Retiring judge takes pride in success stories

By Sam Shawver

Special to the Times

The justice system has undergone some changes since Washington County Common Pleas Judge Ed Lane began his judicial career 30 years ago on the bench at Marietta Municipal Court.

“When I started the state code was nine volumes, now it’s up to 63, but I don’t know that we’re any better off,” he said, gesturing to shelves in his office containing the latest versions of the Ohio Revised Code.

“I’ve been told another 15,000 pages of criminal code is currently being considered,” the judge added.

One change impacting the court system over the last three decades is technology.

“Computerization has been a big change. I do everything on an iPad now,” Lane said. “And I look for the state to eventually go to an all electronic court system.”

Lane, 66, currently a Washington County Common Pleas judge, retires at the end of this month and, between hearings, is spending the final couple of weeks boxing up items from his desk and office adjacent to Courtroom B on the third floor of the county courthouse.

He wants to make the transition for incoming Washington County Common Pleas Judge-elect Mark Kerenyi as smooth as possible.

“When I came here (from the municipal court in 1993), everyone helped me become organized and get used to the daily ‘paper flow,'” Lane said.

He said he hopes Kerenyi will have an equally welcoming experience.

“I’ve been working with Mark, we’ve had several meetings,” Lane said. “I have every confidence in him, and I’m not just saying that.”

A 1968 graduate of Marietta High School, Lane received his Juris Doctorate Degree from Capital University in Columbus in 1977 and began a private attorney practice in the Pioneer City that same year.

He took the bench as judge of the municipal court in 1987.

Lane said seeing offenders able to turn their lives around have been the most satisfying moments of his career.

“A judge sees a lot of failures, and it’s not often that you get to see someone who’s turned their life around,” he said. “But I’ve had several people I sentenced to prison who later came back to thank me for helping them.
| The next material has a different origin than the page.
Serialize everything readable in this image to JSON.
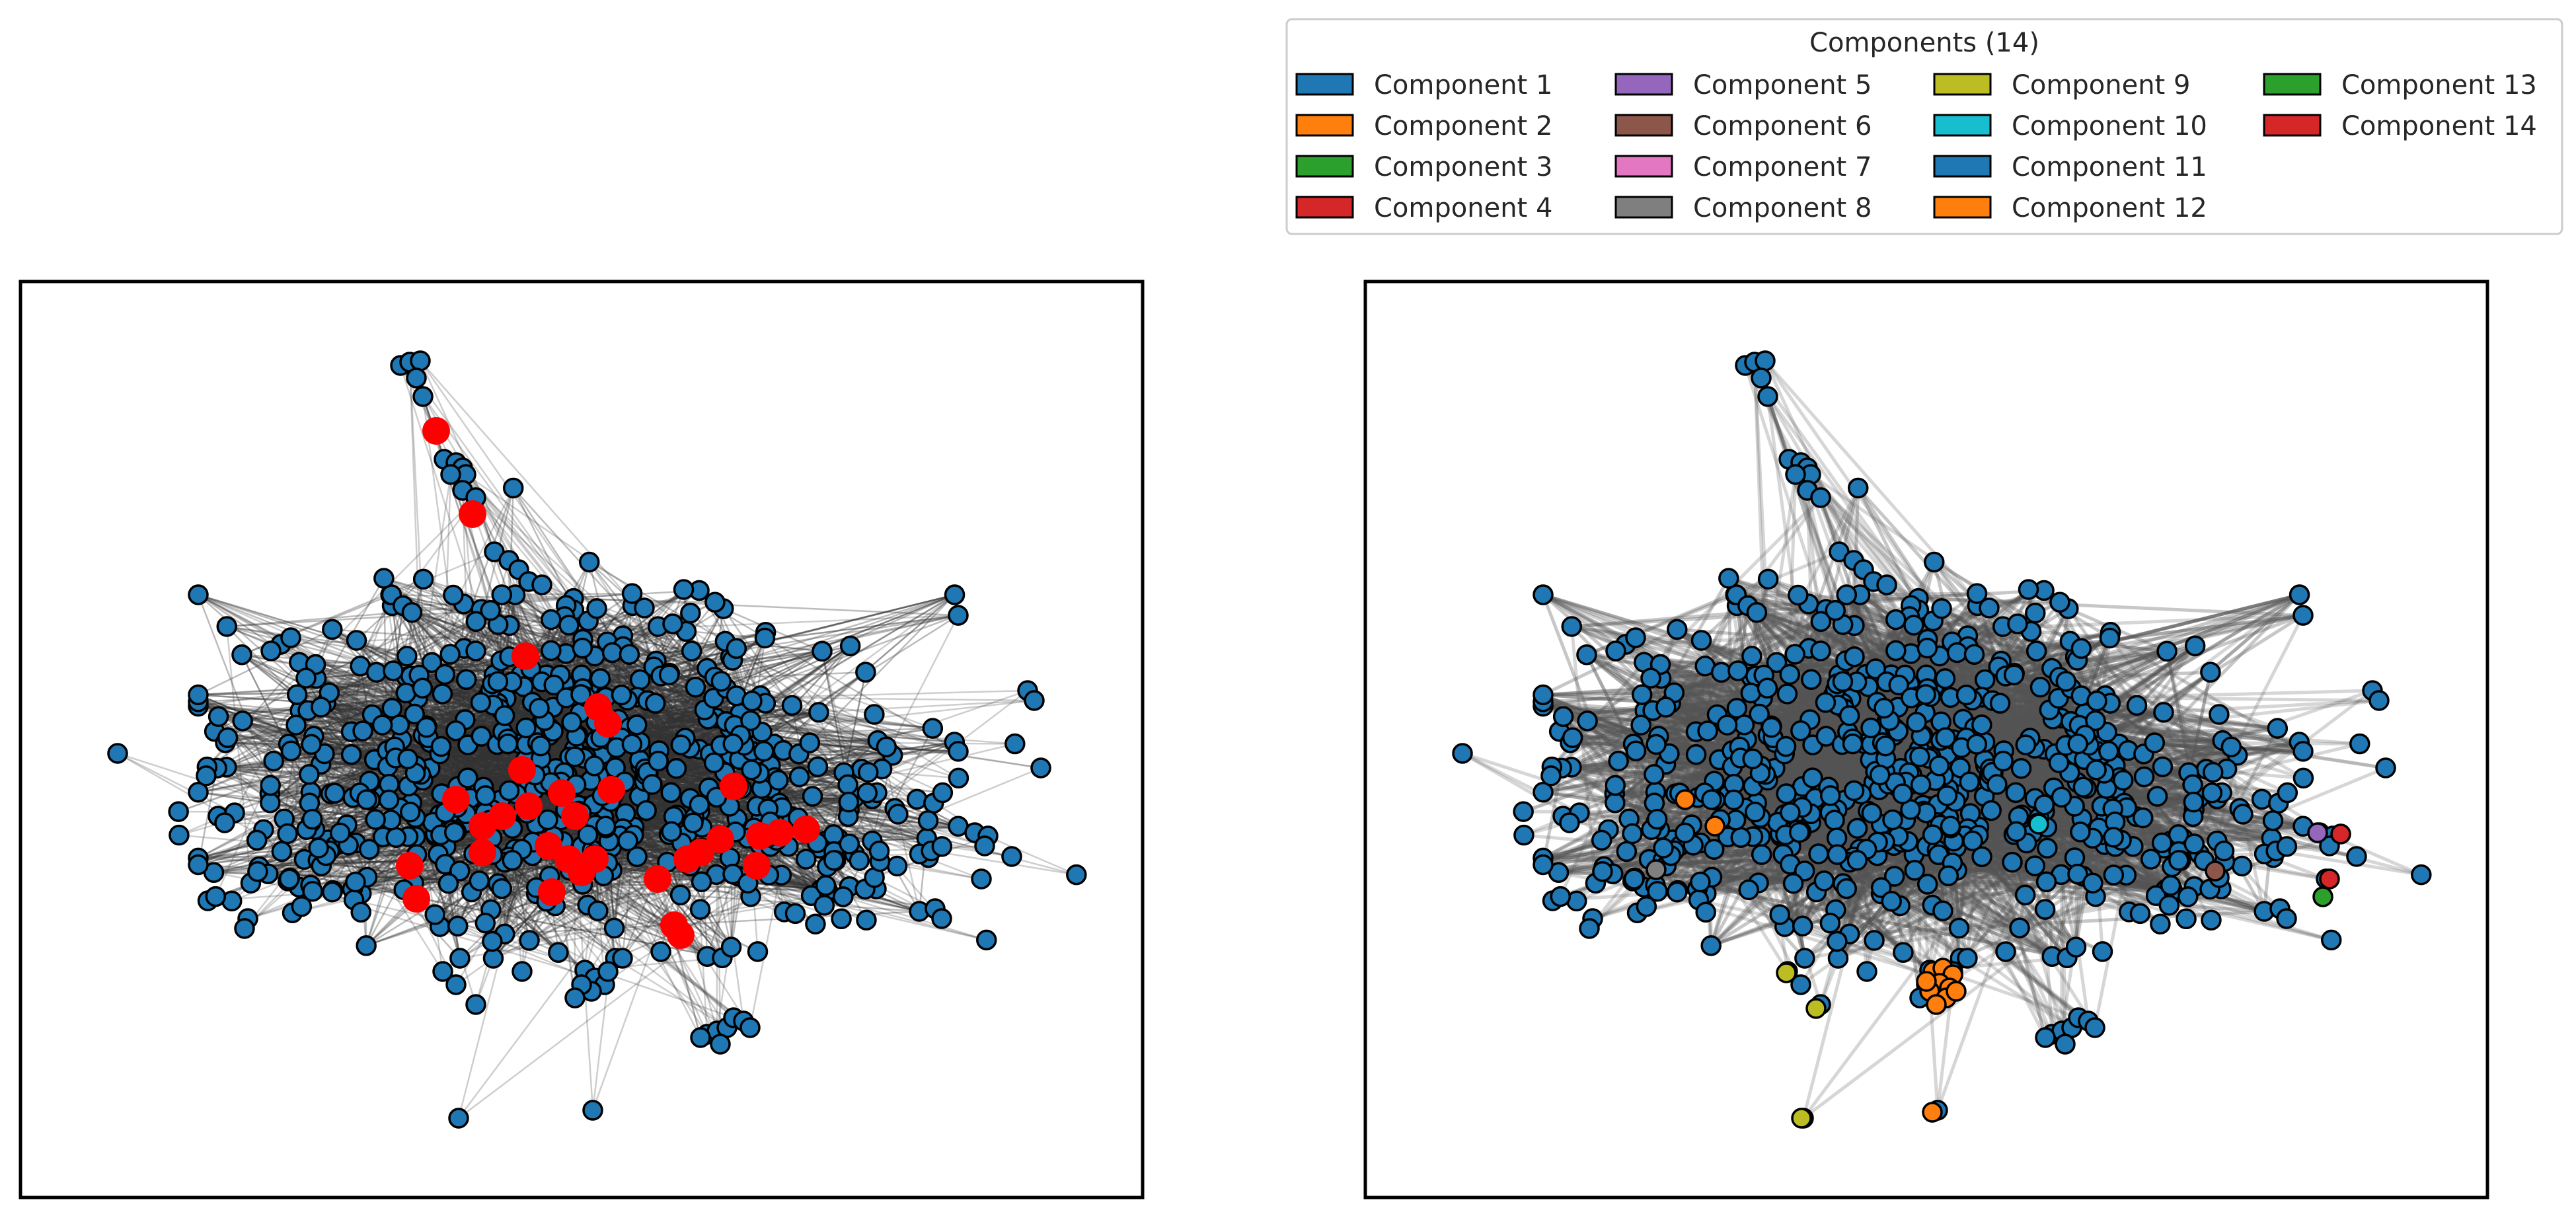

Some I’ve even had breakfast with and consider them my friends.

“Everyone is part of the same creation, and the same humanity, and the point of the judicial system is to get their lives turned around,” Lane added.

He noted there are some hardened criminals who won’t take advantage of the opportunities presented while within the justice system.

But others want to change and may not have had that chance on the outside.

“In the justice setting we see many people who have come from broken homes, or have been abused, or lacked educational opportunities,” Lane said.

“Recently a young man I sentenced to 25 years to life wrote me a letter from prison saying he will now get to do the things he didn’t while growing up, including obtaining an education,” he said.

Lane said judges at every level of the court system are tasked with making the decisions that no one else wants to make, but they must do so within the limitations set by law.

“And there will always be cases that require resolution,” he said. “This is a job you have to work hard at every day.”

After retirement Lane said he plans to relax for a few months before deciding where to go from here.

He’s not planning to  return to the bench in the future, but hopes to continue some affiliation with associations like the Ohio Judicial Conference.

Don Wilson, bailiff in Lane’s courtroom, said he’s enjoyed serving with the judge.

“It’s been a great 15 years with Judge Lane,” he said. “And we’re looking forward to working with Judge Kerenyi.”

Lane said Kerenyi will keep Wilson and administrative secretary Chris Painter on his staff.

Washington County Prosecutor Kevin Rings said Lane has always been a fair judge.

“In 24 years I’ve done a lot of cases with Judge Lane, and while I haven’t always agreed with him, he always makes decisions with an eye toward being fair to all parties involved,” he said. “He always played it right down the middle.”

Washington County Commissioner David White noted one of Lane’s greatest contributions beyond the courtroom is historic preservation.

“He’s done more than anyone in my memory to preserve the historical records of the courthouse,” he said. “Some of those records even pre-date the statehood of Ohio.”

“We have the county’s first law book in its original binding that was uncovered thanks to Judge Lane,” added Commissioner Ron Feathers.

“And the judge has always been professional in his dealings with the county,” he said.

Lane is leaving a couple of mementos behind, including a large brass “scales of justice,” and a new pendulum clock recently installed at the entrance to the jury deliberation area adjacent to the main courtroom.

The timepiece is a gift from the judge and his wife.

“We purchased the clock and had this saying engraved: ‘As time marches on, our hope is that the citizens of Washington County live in a constitutional democracy that values the rule of the law,'” Lane said.

Judge Lane bio

¯ Graduated from Marietta High School in 1968.

¯ In 1972 graduated with a bachelor of arts degree from Capital University in Columbus.

¯ Received Juris Doctorate Degree from Capital University in 1977.

¯ Began private practice as attorney in Marietta in 1977.

¯ 1987-1992 served as Judge of Marietta Municipal Court.

¯ In 1993 became Washington County Common Pleas judge.